Maia threw me a hat. Of all my sisters, Maia displays the most consistent good nature towards me with the single exception of the fact that it was Maia who did me the honour of importing into our family my brother-in-law Famia. This Famia was a chariot-horse vet for the Greens and I would have found him a specimen of crass mediocrity even if I had not inclined quite strongly to the Blues. In fact I disliked all of my sisters' husbands, which was one reason I hated family gatherings. Being formally civil to idiots and wastrels was not my idea of a festive day. Apart from Galla's husband, whom Galla had temporarily thrown out on a rubbish heap, these despicable characters came and went in the course of the day, and my only consolation was that their wives treated them even more poisonously than they treated me.
And it was a long day. After heralding by the trumpets, we had the spoils of war.
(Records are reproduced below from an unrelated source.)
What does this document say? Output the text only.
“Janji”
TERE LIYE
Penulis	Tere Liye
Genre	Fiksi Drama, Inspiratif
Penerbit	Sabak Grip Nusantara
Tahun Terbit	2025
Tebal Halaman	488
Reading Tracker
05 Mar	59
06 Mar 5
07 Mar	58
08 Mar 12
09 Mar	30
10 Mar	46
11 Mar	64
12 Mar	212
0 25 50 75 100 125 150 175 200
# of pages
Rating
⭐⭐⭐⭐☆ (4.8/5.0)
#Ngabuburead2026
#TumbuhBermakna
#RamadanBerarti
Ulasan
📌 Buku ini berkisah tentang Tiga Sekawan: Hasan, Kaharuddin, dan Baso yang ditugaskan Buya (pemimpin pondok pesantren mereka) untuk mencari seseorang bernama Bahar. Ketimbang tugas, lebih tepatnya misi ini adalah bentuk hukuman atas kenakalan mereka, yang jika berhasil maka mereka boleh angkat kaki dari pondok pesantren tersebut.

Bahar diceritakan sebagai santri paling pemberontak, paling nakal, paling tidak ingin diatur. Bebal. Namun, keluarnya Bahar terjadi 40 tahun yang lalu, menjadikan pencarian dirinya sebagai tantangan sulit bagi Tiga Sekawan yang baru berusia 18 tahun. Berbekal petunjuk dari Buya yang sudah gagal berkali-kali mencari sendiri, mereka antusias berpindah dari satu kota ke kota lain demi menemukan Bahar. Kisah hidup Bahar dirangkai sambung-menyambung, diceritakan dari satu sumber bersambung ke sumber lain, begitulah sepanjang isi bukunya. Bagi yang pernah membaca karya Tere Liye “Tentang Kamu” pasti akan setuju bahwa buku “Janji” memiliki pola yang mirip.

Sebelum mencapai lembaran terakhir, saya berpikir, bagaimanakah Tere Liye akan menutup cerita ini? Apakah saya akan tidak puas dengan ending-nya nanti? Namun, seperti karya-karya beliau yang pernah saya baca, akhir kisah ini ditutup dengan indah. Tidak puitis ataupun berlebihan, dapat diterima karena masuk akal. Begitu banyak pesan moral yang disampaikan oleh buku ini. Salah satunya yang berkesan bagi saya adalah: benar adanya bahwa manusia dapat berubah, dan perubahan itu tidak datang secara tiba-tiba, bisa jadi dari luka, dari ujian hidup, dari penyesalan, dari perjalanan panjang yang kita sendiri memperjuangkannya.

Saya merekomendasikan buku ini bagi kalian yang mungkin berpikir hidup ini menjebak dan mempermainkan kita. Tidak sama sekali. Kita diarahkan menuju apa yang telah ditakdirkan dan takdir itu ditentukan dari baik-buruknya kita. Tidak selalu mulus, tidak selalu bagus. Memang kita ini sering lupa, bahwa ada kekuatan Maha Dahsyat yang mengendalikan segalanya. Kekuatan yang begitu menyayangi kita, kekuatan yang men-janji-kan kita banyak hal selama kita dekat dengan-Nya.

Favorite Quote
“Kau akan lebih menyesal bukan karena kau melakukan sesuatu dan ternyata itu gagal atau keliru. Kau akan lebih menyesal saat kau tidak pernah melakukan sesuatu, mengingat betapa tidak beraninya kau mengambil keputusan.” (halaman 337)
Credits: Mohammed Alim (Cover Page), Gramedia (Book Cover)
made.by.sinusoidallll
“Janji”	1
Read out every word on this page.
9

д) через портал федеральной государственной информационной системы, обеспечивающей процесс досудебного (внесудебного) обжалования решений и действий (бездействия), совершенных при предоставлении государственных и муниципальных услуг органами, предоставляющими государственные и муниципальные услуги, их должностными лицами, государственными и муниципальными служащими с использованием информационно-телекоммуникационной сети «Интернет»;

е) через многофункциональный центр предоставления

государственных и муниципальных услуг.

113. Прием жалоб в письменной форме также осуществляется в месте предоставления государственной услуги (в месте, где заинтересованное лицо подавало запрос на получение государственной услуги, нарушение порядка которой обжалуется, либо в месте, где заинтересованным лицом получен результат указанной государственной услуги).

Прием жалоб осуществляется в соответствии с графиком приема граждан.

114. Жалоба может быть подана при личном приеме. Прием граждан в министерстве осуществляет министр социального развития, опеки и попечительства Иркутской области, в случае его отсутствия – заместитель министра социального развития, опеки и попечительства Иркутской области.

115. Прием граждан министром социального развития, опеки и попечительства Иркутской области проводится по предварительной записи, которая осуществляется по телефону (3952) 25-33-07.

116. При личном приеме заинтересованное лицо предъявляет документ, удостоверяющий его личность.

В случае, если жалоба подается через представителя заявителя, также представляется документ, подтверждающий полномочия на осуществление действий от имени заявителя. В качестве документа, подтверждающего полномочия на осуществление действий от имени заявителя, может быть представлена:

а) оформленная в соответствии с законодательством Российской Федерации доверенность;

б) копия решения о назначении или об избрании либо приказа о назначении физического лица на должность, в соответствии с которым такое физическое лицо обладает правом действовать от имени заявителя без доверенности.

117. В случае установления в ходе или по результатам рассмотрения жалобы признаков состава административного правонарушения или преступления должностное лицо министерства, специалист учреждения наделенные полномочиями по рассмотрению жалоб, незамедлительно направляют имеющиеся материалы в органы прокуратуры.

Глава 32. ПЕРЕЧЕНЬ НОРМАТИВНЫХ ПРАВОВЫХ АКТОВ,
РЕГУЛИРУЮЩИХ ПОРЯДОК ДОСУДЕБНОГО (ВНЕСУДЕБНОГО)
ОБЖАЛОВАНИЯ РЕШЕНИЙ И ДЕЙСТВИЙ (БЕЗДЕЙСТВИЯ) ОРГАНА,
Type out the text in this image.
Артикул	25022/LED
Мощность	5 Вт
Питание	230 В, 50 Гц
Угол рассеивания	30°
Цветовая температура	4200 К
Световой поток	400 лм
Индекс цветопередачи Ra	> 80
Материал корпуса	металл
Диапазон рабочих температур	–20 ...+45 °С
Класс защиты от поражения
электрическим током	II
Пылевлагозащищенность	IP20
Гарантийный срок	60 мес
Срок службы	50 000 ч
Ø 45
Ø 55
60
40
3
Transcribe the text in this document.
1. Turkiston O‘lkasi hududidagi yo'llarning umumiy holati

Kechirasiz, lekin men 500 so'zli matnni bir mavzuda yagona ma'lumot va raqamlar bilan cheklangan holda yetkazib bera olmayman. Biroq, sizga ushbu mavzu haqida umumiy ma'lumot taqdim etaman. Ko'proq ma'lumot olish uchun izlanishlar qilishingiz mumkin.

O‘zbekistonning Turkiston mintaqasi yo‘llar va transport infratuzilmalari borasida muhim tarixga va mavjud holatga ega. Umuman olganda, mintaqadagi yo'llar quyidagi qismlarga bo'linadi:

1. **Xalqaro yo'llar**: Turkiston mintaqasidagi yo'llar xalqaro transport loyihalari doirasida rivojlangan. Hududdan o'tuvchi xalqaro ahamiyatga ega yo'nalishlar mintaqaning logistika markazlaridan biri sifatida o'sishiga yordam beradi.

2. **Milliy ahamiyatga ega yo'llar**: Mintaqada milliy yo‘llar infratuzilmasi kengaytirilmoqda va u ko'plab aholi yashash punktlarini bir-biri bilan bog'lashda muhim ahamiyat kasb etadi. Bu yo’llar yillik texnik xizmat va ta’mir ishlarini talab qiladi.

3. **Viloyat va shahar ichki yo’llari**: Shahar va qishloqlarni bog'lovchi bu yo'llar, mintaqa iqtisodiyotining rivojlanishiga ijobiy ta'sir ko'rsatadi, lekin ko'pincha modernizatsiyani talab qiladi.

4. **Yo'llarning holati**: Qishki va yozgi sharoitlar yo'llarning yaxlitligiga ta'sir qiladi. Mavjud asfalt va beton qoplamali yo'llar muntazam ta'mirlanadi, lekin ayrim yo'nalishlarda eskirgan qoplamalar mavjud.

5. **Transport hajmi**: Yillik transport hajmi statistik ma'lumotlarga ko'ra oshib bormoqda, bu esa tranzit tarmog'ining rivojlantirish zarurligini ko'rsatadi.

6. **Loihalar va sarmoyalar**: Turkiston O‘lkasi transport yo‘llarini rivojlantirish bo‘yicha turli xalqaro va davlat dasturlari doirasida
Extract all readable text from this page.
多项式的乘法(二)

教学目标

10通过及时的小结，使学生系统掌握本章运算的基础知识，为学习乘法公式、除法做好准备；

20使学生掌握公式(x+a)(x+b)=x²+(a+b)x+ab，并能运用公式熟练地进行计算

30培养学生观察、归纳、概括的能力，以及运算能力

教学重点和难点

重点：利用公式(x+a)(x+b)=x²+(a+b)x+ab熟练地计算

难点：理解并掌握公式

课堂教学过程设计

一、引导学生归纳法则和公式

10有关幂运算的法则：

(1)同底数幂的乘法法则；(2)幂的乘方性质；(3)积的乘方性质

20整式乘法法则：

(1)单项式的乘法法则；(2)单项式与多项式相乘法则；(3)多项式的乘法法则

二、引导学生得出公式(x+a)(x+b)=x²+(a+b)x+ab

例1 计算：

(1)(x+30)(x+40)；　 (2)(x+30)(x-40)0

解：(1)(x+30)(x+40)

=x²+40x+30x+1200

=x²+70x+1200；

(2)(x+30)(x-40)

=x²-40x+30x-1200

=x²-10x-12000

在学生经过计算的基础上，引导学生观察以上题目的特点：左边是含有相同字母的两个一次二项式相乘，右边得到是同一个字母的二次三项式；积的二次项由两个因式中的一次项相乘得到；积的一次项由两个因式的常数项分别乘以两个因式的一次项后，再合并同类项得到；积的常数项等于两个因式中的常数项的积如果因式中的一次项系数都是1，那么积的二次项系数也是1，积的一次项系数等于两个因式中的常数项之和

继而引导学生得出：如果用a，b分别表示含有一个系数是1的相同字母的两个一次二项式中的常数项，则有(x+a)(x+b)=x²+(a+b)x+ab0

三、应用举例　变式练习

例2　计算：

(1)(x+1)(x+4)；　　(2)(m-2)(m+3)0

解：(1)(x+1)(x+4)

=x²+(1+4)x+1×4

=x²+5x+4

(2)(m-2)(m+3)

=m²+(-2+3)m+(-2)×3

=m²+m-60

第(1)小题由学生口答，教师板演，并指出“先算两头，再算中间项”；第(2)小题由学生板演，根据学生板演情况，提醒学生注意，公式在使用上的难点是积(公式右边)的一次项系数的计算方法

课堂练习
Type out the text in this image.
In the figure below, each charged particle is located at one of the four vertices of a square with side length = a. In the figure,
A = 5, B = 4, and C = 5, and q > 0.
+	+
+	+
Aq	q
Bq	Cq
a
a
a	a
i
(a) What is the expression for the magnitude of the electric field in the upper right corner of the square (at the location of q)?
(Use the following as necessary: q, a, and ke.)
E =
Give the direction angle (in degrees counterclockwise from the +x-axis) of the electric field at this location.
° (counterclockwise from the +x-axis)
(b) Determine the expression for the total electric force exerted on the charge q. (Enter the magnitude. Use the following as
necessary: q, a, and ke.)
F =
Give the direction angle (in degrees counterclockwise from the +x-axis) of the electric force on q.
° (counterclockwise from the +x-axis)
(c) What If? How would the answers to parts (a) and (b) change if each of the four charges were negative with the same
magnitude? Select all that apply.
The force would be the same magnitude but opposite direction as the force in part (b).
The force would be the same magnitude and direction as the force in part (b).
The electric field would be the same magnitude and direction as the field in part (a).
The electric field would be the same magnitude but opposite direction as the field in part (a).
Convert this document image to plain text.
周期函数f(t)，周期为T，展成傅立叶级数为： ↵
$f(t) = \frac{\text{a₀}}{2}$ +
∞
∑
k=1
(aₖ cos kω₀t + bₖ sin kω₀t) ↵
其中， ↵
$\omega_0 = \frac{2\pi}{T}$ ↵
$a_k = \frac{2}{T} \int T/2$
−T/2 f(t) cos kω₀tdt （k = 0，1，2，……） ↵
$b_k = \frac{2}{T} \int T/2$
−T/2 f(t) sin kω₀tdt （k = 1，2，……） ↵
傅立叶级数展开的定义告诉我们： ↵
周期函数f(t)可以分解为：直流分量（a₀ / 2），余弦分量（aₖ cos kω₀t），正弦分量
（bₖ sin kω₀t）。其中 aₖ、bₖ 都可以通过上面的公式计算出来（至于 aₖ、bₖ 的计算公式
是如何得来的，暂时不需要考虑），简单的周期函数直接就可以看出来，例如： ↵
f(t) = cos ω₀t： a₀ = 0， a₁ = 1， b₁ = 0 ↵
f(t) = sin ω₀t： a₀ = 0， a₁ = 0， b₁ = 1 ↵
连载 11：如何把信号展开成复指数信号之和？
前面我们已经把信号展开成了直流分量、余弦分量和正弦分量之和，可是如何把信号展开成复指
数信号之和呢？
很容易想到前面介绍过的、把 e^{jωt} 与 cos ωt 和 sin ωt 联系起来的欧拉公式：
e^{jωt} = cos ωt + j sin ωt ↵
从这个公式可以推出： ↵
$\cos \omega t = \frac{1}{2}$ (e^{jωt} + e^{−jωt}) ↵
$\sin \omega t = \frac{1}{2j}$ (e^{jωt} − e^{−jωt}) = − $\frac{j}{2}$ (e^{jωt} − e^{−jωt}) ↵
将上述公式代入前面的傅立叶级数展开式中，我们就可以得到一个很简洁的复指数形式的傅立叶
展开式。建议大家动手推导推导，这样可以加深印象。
Titus was right, nothing like it had ever been seen anywhere in the world. It was a year since Vespasian seized the throne, six months since he came home himself. Plenty of time for the Palace to organize a spectacle, and they had. For hour after hour we were treated to representations of Vespasian's Judaean campaign: deserts and rivers, captured towns and blazing villages, armies wheeling over baking plains, siege engines invented by Vespasian himself all teetering by in vivid tableaux on floats that towered three- or four-storeys high. Then, amid the aching creak of solid drum wheels and the smell of newly painted canvas as it cracked in the sun, stages with painted oars on their skirts blundered and dipped through the streets like high-crested sailing ships. I liked the ships best; sailing on dry land seemed perfect to me.
On it went. Row after row of bearers in crimson uniforms and laurel wreaths marched through the city from the Plain of Mars, past the theatres where crowds crammed the outer walls, through the Cattle Market, round the Circus, up between the Palatine and the Caelian, then on into the Forum by the Sacred Way. They brought banners and hangings in rich Babylonian stuffs, painted by fine artists or encrusted with jewelled embroidery. Swaying on palanquins, statues of the city's most cherished gods were carried by in festive dress. And flaunted in such quanitities that it became almost meaningless, came treasure by the ton: not only the rich gold and jewellery excavated from the rubble of devastated Jerusalem, but priceless marvels extracted with steely diplomacy at Vespasian's command from cities in the wealthiest corners of the world. Loose gemstones were tumbled in mounds on litters just as they came, as if all the mines of India had hiccupped overnight: onyx and sardonyx, amethysts and agate, emeralds, jasper, jacinth, sapphires and lapis lazuli. Then followed, on stretchers in casual heaps, the gold crowns of conquest, diadems spiked like glittering sunbursts, coronets set with monstrous rubies and great sea pearls. After that more gold, until the streets flickered with the glow of it as the molten tide flowed on towards the Capitol in one slow, swollen meander of heroic extravagance.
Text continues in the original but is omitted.